Government figures reveal that that expansion at Heathrow could only take place if no other airports in the UK expand, the Campaign for Better Transport has claimed.

Strict new targets, agreed as part of the package of environmental safeguards for the third runway, limit emissions from aviation to their 2005 levels by 2050.

But the latest CO2 forecasts from the Department for Transport, released this month, show that the only way to reduce emissions would be to stop expansion at all other airports – including the planned second runway at Stansted.

Stephen Joseph, executive director of Campaign for Better Transport, said: "Just two weeks after transport secretary Geoff Hoon’s announcement of these safeguards and already they are starting to fall apart.

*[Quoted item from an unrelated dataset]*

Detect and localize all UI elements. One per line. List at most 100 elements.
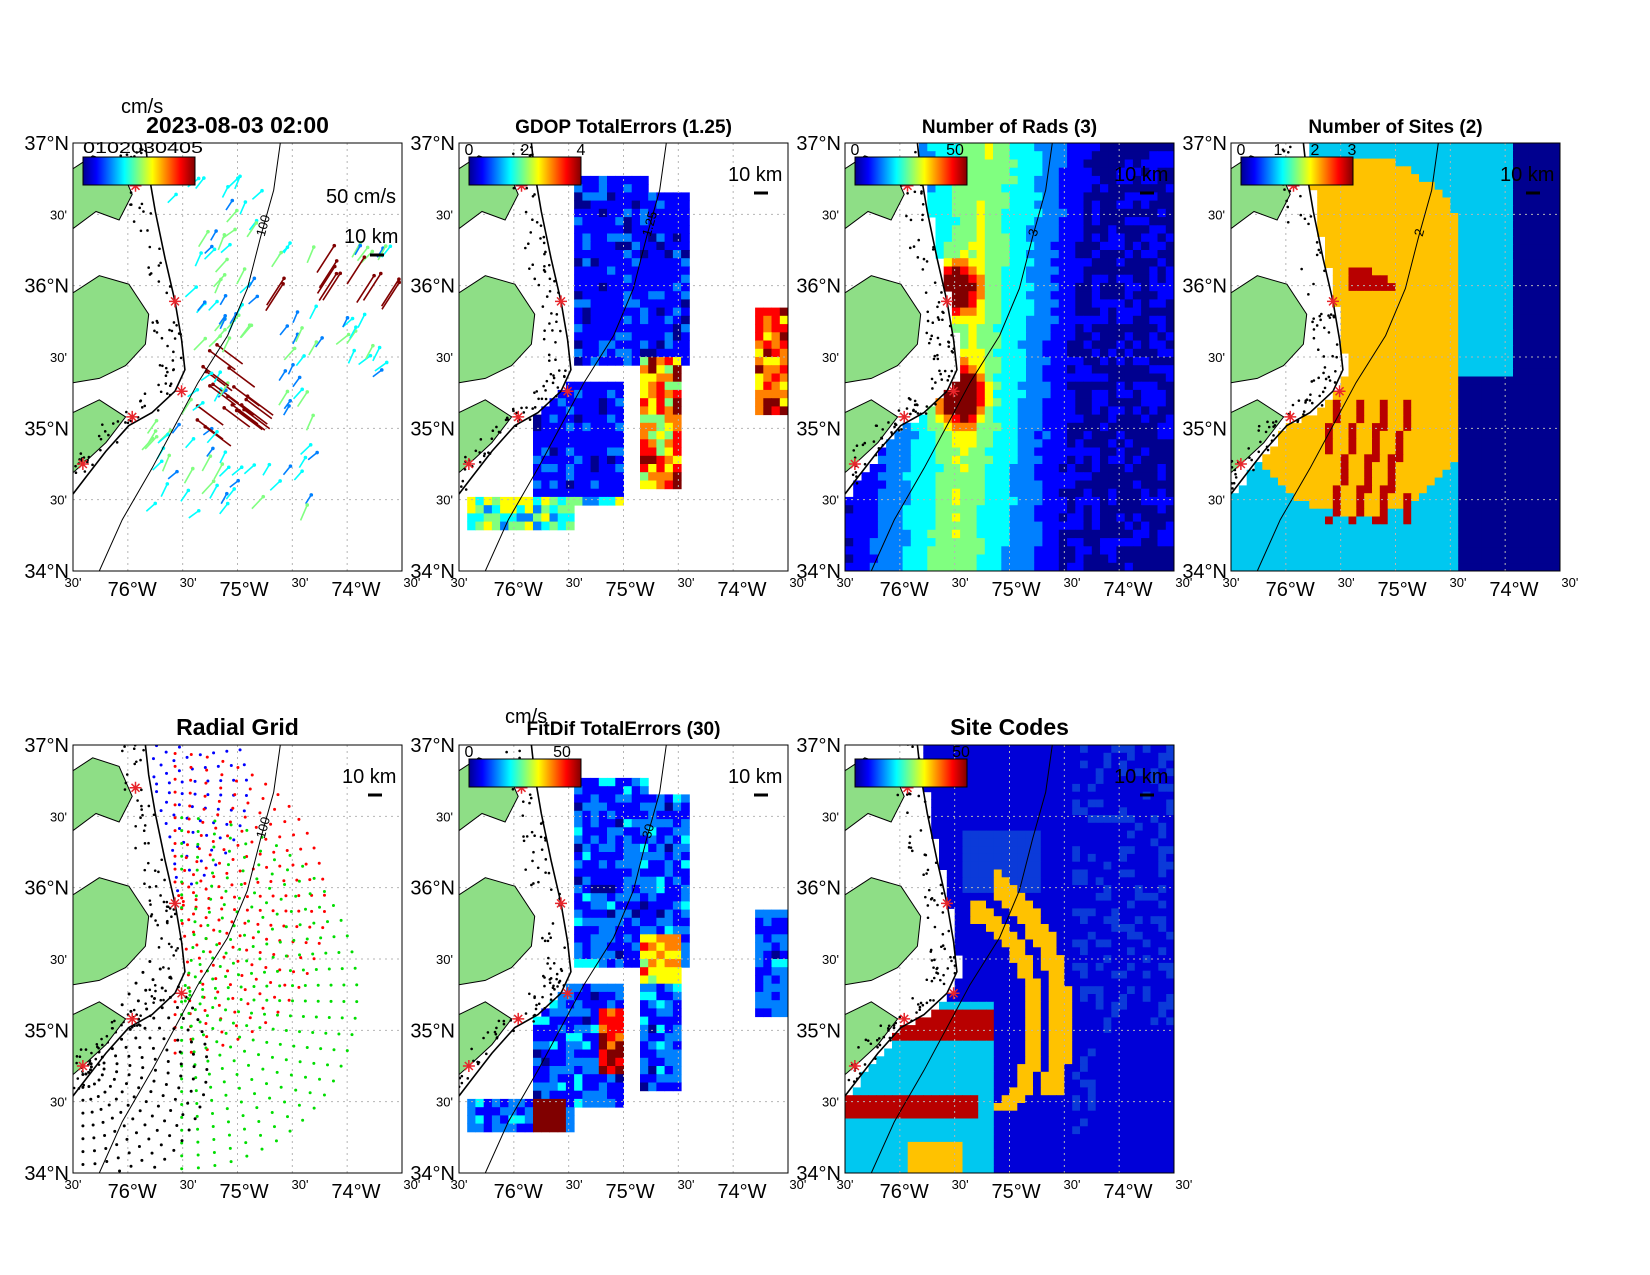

"At the same time as he gave a confident assurance to Parliament that the industry would clean up its emissions, his own department was issuing a dire forecast of ever-rising CO2 emissions. Either the minister has not done his sums properly or he is so determined to expand Heathrow that he is willing to cap capacity at every other airport to do it."

The Department for Transport rejected CBT's claims.

"The aircraft industry, through its Sustainable Aviation initiative, has already produced a roadmap setting out how this target could be met. The Government has asked the Climate Change Committee to advise on the best basis to take this roadmap forward," said a spokesman.

"This roadmap sets out how it is possible to bring aviation CO2 emissions below 2005 levels by 2050 while still providing for the growth forecast by the Government."

The lobby group has timed the release of its findings to influence today's Conservative motion condemning Heathrow. More than 20 Labour MPs are expected to rebel against the Government today.

The Campaign for Better Transport has contrasted Hoon's speech to parliament with documents released by his own department.

Announcing the government’s decision to support a third runway at Heathrow, Hoon said: "I can announce that we will establish a new target to get aviation emissions in 2050 below 2005 levels and I have asked the Committee on Climate Change to advise on the best basis for this development...

"Any future capacity increases at Heathrow, beyond the decision I have announced today, will only be approved by the Government after a review by the Committee on Climate Change in 2020 of whether we are on track to achieve the 2050 target that I have announced."

This target was not included in the report which accompanied this announcement.

The government's UK Air Passenger Demand and CO2 forecasts, published on 15 January, showed that emissions in 2005 were 37.7 million tonnes of CO2 and are expected to grow to 53-65 million tonnes by 2050.

By 2030, Heathrow alone is expected to emit 23.6 million tonnes of CO2. Total emissions from the five London airports, assuming expansion at Stansted and City but not at Luton or Gatwick, are 31.6 million tonnes.

Allowing expansion at Heathrow but not allowing expansion at Stansted brings the total emissions for London's airports to 30.3 million tonnes. That leaves just 7.2 million tonnes of CO2 for all the other airports: below the 2005 figure of 7.8 million tonnes.